Goldman Sachs forecasts “all-time-high” demand for oil

Goldman Sachs says that oil demand will reach an “all-time high.”

The investment bank has warned that rising global uncertainty will increase prices and lead to significant deficits in the short run.

Goldman Sachs, a prominent American investment bank, has warned that the global oil market will soon see record-high demand, significant gaps, and higher crude prices; this is because the number of oil rigs in the US is low, and it’s not clear how much oil will be needed in the long run.

Goldman’s head of oil research, Daan Struyven, said on CNBC’s “Squawk Box Asia” on Monday that the bank expected “pretty sizable deficits” in the second half of this year because demand would hit “an all-time high.”

He also said that the investment bank thinks that Brent crude, a significant benchmark, will go up from just over $80 per barrel to $86 per barrel by the end of the year.

Moving Markets

Struyven says that even though US oil production has increased a lot in the past year, the growth rate will slow down for the rest of 2023 because the number of rigs will decrease.

Last week, it was said that the number of oil rigs in the US had dropped to its lowest level since March 2022.

Struyven says that the fact that the G20 energy ministers couldn’t agree on phasing out fossil fuels at their meeting in India last week shows “very substantial” doubt about long-term oil demand.
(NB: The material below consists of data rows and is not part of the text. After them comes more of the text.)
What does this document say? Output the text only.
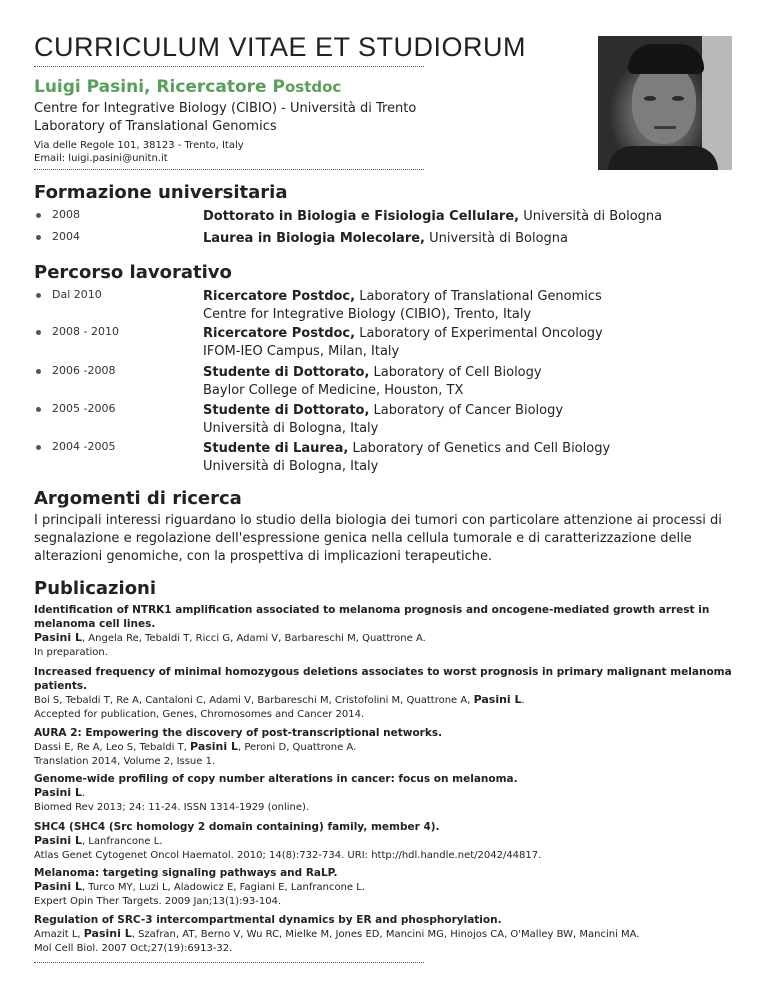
CURRICULUM VITAE ET STUDIORUM
Luigi Pasini, Ricercatore Postdoc
Centre for Integrative Biology (CIBIO) - Università di Trento
Laboratory of Translational Genomics
Via delle Regole 101, 38123 - Trento, Italy
Email: luigi.pasini@unitn.it
Formazione universitaria
2008	Dottorato in Biologia e Fisiologia Cellulare, Università di Bologna
2004	Laurea in Biologia Molecolare, Università di Bologna
Percorso lavorativo
Dal 2010	Ricercatore Postdoc, Laboratory of Translational Genomics
Centre for Integrative Biology (CIBIO), Trento, Italy
2008 - 2010	Ricercatore Postdoc, Laboratory of Experimental Oncology
IFOM-IEO Campus, Milan, Italy
2006 -2008	Studente di Dottorato, Laboratory of Cell Biology
Baylor College of Medicine, Houston, TX
2005 -2006	Studente di Dottorato, Laboratory of Cancer Biology
Università di Bologna, Italy
2004 -2005	Studente di Laurea, Laboratory of Genetics and Cell Biology
Università di Bologna, Italy
Argomenti di ricerca
I principali interessi riguardano lo studio della biologia dei tumori con particolare attenzione ai processi di segnalazione e regolazione dell'espressione genica nella cellula tumorale e di caratterizzazione delle alterazioni genomiche, con la prospettiva di implicazioni terapeutiche.
Publicazioni
Identification of NTRK1 amplification associated to melanoma prognosis and oncogene-mediated growth arrest in melanoma cell lines.
Pasini L, Angela Re, Tebaldi T, Ricci G, Adami V, Barbareschi M, Quattrone A.
In preparation.
Increased frequency of minimal homozygous deletions associates to worst prognosis in primary malignant melanoma patients.
Boi S, Tebaldi T, Re A, Cantaloni C, Adami V, Barbareschi M, Cristofolini M, Quattrone A, Pasini L.
Accepted for publication, Genes, Chromosomes and Cancer 2014.
AURA 2: Empowering the discovery of post-transcriptional networks.
Dassi E, Re A, Leo S, Tebaldi T, Pasini L, Peroni D, Quattrone A.
Translation 2014, Volume 2, Issue 1.
Genome-wide profiling of copy number alterations in cancer: focus on melanoma.
Pasini L.
Biomed Rev 2013; 24: 11-24. ISSN 1314-1929 (online).
SHC4 (SHC4 (Src homology 2 domain containing) family, member 4).
Pasini L, Lanfrancone L.
Atlas Genet Cytogenet Oncol Haematol. 2010; 14(8):732-734. URI: http://hdl.handle.net/2042/44817.
Melanoma: targeting signaling pathways and RaLP.
Pasini L, Turco MY, Luzi L, Aladowicz E, Fagiani E, Lanfrancone L.
Expert Opin Ther Targets. 2009 Jan;13(1):93-104.
Regulation of SRC-3 intercompartmental dynamics by ER and phosphorylation.
Amazit L, Pasini L, Szafran, AT, Berno V, Wu RC, Mielke M, Jones ED, Mancini MG, Hinojos CA, O'Malley BW, Mancini MA.
Mol Cell Biol. 2007 Oct;27(19):6913-32.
On Saturday, the International Energy Agency said it thought oil prices would get tighter in the year’s second half. In its most recent report, the agency cut its predictions for the growth of oil demand worldwide. But the head of the IEA, Fatih Birol, said that the projections could be changed if China and some other countries’ economies grew faster. For most of 2022, oil prices went up.

The Organization of the Petroleum Exporting Countries (OPEC) and its allies, such as Russia, decided in October to cut their oil production by about 2% of the world’s demand, starting in November and lasting until the end of 2023. To keep prices even, the group later agreed to more limits.

On Monday, the price of Brent oil futures went over $82 a barrel, and US West Texas Intermediate (WTI) futures went over $78 a barrel.